There is not a single drop of English blood in my veins. It would be nice to be able to claim that when the British occupied Manila, they left behind as a memento of their rather brief occupation, one who would, decades later, become my ancestor—but it just is not the case. I like England, and when my meager finances allow it and I am somewhere in Europe, England comes after Rome in my list of priorities. But I am not an Anglophone if by that one means “excitability over anything English.” I am sad though over Brexit as a citizen of the world—and as an observer of world affairs.

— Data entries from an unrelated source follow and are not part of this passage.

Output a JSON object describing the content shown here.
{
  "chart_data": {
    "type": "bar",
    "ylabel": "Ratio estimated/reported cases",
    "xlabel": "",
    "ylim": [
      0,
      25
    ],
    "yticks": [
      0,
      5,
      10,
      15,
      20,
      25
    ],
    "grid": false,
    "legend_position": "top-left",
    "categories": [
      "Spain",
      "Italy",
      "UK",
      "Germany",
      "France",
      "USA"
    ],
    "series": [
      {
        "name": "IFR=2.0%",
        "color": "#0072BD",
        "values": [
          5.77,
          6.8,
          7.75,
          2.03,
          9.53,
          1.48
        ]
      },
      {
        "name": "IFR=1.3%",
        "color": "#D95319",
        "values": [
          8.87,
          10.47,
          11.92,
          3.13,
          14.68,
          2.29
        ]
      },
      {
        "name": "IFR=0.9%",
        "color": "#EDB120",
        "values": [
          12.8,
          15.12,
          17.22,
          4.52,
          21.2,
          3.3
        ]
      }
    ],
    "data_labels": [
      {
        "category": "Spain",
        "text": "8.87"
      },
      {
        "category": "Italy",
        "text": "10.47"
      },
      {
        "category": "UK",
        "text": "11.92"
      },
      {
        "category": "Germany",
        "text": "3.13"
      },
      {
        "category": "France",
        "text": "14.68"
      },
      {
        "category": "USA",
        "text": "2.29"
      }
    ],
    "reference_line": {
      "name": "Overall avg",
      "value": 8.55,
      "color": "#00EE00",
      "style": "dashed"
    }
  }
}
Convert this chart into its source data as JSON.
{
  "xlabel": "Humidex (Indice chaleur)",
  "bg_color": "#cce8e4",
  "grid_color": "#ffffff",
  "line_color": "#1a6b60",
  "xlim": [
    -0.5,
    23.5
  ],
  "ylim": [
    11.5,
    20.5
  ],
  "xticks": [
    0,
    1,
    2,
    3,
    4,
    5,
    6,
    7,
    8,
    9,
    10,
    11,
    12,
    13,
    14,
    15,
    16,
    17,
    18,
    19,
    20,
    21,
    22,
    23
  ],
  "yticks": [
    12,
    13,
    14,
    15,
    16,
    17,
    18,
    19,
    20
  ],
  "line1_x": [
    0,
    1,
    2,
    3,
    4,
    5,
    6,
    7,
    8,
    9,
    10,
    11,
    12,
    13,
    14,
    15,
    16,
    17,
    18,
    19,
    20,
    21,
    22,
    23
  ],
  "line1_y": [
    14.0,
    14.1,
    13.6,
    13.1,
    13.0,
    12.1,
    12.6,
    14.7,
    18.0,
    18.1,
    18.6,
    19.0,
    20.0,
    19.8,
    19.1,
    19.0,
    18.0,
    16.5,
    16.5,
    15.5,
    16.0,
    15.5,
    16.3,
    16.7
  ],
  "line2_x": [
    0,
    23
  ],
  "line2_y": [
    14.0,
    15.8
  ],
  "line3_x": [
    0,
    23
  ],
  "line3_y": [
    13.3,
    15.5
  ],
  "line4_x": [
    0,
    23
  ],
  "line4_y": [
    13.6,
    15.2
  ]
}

My disappointment that the United Kingdom voted against remaining in the European Union is the other side of my excitement at developments in the world towards supra-national organizations and multi-territorial unions. Aside from enhancing commerce and trade, and making boundaries more porous, eroding walls that were set up to “keep out,” the EU, and in a lesser way, an Integrated Asean are modes of “letting in.” Perhaps, it is part of my fascination with the Roman Empire—not so much the imperial conquest part, but the inclusion of so many in a cohesive though intriguingly, enchantingly multi-faceted, multi-dimensional whole! As a student of law, it is that particular dynamic between jus civilis and jus gentium that fires both thought and imagination. As a student of philosophy, it is the erosion of constructs of nationality and sovereignty in the discovery of a common albeit fractured humanity that lures cogitation.
Those who campaigned most earnestly for Brexit used the slogan “Getting our country back” to ignite nationalist sentiment against the Brussels bureaucracy. But “country ,” “state,” “sovereignty” are constructs—useful no doubt —that should, at one time, yield to deconstruction. I am not by any means advocating the obsolescence of “state” and “sovereignty”—no matter how nebulous the latter may be—nor do I foresee it. But these must not disengage us from the challenge of entertaining alternate, perhaps parallel, constructs: one that has unions, organizations, super-states offering alternate, more inclusive forms of cohesion—and certainly, new meanings as well to “cohesion.” Globalization is exactly that, and what happens when you have some retrogressive step like Brexit is that while you cannot halt globalization on other fronts (the globalization of data-dissemination and sharing, intellectual ferment and darker things like terrorism), “exits” of the Brexit kind do nothing to strengthen the legal framework for the unstoppable drive of rendering national boundaries irrelevant on many other fronts!
“Tribalism” which is what you have when you entertain sentiments of building walls and fences both to keep others out and keep oneself in is the panicky response to what may appear to be anomic in the face of ill-defined frontiers and the erosion of mechanisms of existential security. Government, language, customs, frontiers lent one a sense of security, and when government must yield, in many respects to a regional or an international organization (for the EU, this meant largely the primacy of community law over national law), when one’s community suddenly speaks in various tongues and when frontier guards leave their posts because travel documents have become relics of a bygone age, then one’s sense of security is severely tested—and taking to the apparent safety of the “tribe,” rebuilding walls, re-asserting “sovereignty” are attempts at recuperating the lost or threatened sense that all is well!
It is not surprising then that Brexit has triggered talk of other “exits,” including the possible exit of Scotland from the Kingdom that shall then no longer be united. Northern Ireland is returning to a vision of a single Ireland. I took a bus ride from Dublin to Northern Ireland, and the sentiment was very much evident that many Irish found it an affront that at some point in the journey, it was the Union Jack that fluttered in the wind over what should have been a single Ireland.
Never mind the common currency, to which the United Kingdom consistently took exception, but the European Union meant common standards—human rights standards among the most important, of which the European Court of Human Rights at Strasbourg was the embodiment. Exits like Brexit are a step backwards from these common standards, from these significant strides made in the direction of a common understanding of what our common humanity demands.
If all that is to be gained by all this talk of “exits” following Brexit is the assertion of “national sovereignty,” then we may just find out, after having given claims to sovereignty a long, hard and and cold philosophical look, that all we may have traded the Union for is a handful of loose change. Is that not why many Britons woke up after the referendum, agitating for a second round at the polls so that they could exit from the exit side?